22.As I have said, it is impossible to approach calculation of economic loss after age 65 on any reliable mathematical basis. I propose to allow a buffer to compensate him for the loss of earning capacity after age 65. In assessing this buffer I take into account the fact that this buffer is being received now and not in eleven point five years time or indeed not in the years after age 65. I have had reference to the appropriate 3 per cent discount tables in reaching this figure.

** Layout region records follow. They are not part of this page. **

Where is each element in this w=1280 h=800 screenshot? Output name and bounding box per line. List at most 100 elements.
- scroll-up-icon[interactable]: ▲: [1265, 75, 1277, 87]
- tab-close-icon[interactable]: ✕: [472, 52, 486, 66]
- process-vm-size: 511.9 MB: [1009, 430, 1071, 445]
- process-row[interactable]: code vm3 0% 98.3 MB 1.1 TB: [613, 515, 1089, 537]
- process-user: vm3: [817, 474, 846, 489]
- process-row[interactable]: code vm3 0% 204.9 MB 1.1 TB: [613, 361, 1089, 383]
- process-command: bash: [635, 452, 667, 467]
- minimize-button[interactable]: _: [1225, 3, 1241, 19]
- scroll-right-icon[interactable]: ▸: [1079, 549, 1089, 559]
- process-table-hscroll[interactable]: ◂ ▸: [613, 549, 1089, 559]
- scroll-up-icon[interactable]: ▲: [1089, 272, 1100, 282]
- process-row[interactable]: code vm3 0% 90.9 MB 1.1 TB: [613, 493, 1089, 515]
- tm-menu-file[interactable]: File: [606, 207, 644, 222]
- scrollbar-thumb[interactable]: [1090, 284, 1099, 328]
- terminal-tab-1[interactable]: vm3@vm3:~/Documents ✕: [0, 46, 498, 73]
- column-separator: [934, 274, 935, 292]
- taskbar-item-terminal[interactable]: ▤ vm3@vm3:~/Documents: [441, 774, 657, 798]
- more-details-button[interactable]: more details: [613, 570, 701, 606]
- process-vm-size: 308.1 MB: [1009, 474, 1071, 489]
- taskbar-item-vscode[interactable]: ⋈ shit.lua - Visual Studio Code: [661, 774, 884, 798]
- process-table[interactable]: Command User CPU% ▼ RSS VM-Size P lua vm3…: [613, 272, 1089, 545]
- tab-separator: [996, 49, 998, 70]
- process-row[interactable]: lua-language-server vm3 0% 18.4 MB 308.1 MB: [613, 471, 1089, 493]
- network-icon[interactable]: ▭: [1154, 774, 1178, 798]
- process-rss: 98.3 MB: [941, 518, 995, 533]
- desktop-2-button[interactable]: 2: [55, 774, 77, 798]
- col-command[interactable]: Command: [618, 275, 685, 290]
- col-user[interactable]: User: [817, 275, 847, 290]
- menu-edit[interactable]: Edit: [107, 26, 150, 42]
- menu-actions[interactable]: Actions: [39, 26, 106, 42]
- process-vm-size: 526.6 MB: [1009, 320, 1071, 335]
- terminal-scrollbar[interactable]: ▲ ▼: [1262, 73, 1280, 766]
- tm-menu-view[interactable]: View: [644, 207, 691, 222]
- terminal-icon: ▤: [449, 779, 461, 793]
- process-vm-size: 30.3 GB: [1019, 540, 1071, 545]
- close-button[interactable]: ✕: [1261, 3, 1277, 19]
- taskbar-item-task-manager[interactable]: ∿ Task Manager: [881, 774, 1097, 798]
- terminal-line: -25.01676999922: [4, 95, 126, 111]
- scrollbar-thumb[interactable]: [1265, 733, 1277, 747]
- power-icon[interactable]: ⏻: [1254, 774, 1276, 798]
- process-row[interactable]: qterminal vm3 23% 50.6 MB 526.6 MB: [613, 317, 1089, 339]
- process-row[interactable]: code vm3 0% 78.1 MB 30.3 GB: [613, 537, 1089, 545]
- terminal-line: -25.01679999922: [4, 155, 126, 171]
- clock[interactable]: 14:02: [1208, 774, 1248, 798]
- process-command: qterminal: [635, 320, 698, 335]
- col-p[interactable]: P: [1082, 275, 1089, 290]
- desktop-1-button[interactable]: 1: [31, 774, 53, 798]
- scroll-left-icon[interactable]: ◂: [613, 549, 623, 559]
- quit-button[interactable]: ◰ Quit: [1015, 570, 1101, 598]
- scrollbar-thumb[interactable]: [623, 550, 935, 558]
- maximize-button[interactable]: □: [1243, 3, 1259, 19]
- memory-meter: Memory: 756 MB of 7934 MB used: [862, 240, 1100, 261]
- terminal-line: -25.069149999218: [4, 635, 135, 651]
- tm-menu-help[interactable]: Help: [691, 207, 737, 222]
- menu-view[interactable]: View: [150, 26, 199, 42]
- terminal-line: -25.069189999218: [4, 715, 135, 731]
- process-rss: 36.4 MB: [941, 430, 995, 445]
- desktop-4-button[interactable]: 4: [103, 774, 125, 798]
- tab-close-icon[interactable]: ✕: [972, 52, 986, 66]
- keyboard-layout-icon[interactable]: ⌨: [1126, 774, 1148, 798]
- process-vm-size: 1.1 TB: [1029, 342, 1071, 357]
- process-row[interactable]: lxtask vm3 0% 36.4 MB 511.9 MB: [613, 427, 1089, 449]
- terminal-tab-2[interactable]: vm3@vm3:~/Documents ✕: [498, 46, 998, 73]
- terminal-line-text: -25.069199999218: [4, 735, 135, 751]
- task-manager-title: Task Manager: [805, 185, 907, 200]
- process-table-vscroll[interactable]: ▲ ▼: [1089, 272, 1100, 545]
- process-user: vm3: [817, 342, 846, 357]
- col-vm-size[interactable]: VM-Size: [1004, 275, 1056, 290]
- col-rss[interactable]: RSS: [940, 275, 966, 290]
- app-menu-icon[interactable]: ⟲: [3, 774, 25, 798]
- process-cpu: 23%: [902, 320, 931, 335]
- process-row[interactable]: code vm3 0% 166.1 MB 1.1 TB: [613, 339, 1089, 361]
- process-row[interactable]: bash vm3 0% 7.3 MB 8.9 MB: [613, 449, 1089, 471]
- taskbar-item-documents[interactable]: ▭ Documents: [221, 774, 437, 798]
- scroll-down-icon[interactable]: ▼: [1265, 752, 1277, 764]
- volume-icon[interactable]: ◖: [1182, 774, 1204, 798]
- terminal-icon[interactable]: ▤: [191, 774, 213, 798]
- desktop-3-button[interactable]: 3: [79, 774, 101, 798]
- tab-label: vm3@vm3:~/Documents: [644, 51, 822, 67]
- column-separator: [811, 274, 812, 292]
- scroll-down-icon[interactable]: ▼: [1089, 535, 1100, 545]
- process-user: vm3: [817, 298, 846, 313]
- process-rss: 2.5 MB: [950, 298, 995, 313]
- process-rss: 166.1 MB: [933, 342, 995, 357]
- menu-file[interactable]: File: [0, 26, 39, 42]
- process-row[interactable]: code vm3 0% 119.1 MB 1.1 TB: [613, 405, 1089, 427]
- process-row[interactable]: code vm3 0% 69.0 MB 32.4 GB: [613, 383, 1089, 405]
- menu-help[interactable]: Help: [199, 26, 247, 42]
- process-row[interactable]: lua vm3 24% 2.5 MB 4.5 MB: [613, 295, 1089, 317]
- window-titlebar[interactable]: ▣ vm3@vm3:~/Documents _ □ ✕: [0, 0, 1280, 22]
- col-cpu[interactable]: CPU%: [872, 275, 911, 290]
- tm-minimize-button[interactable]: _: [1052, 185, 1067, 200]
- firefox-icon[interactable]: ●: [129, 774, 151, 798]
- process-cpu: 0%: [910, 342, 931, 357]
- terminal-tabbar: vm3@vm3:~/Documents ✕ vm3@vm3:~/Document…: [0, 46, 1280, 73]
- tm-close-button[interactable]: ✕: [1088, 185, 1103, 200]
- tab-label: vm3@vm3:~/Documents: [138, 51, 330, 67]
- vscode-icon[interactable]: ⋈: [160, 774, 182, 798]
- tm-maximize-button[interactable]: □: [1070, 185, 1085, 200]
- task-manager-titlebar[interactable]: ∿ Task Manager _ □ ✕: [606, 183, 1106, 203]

23.$300 net a week for eleven and a half years using the multiplier of 508.6 and taking off 10 per cent for vicissitudes, bearing in mind that the basic figures already incorporate some vicissitudes, gives a figure of $137,322. To this I would allow a further amount of $35,000 to represent a buffer in respect of loss of earning capacity after age 65, calculated by reference to the matters that I have just referred to. This gives a total of damages for future economic loss, that is, damages for future loss of earning capacity after 1 January 2005, at $172,322, which I propose to round down to $172,000.
24.Accordingly, the damages which in my view the plaintiff is entitled to recover comprise as follows:
General damages for pain, suffering and loss of enjoyment of life $170,000.00
Interest on past pain and suffering $1,700.00
Damages for loss of expectation of life $20,000.00
Damages for gratuitous care and assistance $20,000.00
Damages for past economic loss $11,500.00
Damages for future loss of earning capacity to the date of plaintiff's death on
31 December this year $3,000.00
Damages for future loss of earning capacity thereafter $172,000.00
Total $398,200.00
From this figure I deduct the amount of $8,463 representing payments which the plaintiff has received from the Dust Diseases Board and which he will receive until 31 December 2004 from the Dust Diseases Board relevant to the plaintiff's claim for loss of earning capacity, leaving a balance payable of $389,737.
25.I grant leave to the defendant and extend time within which the defendant has leave to file cross-claims until 31 March 2005.
26.I enter judgment for the plaintiff against the defendant in the sum of $389,737.
I order the defendant to pay the plaintiff's costs.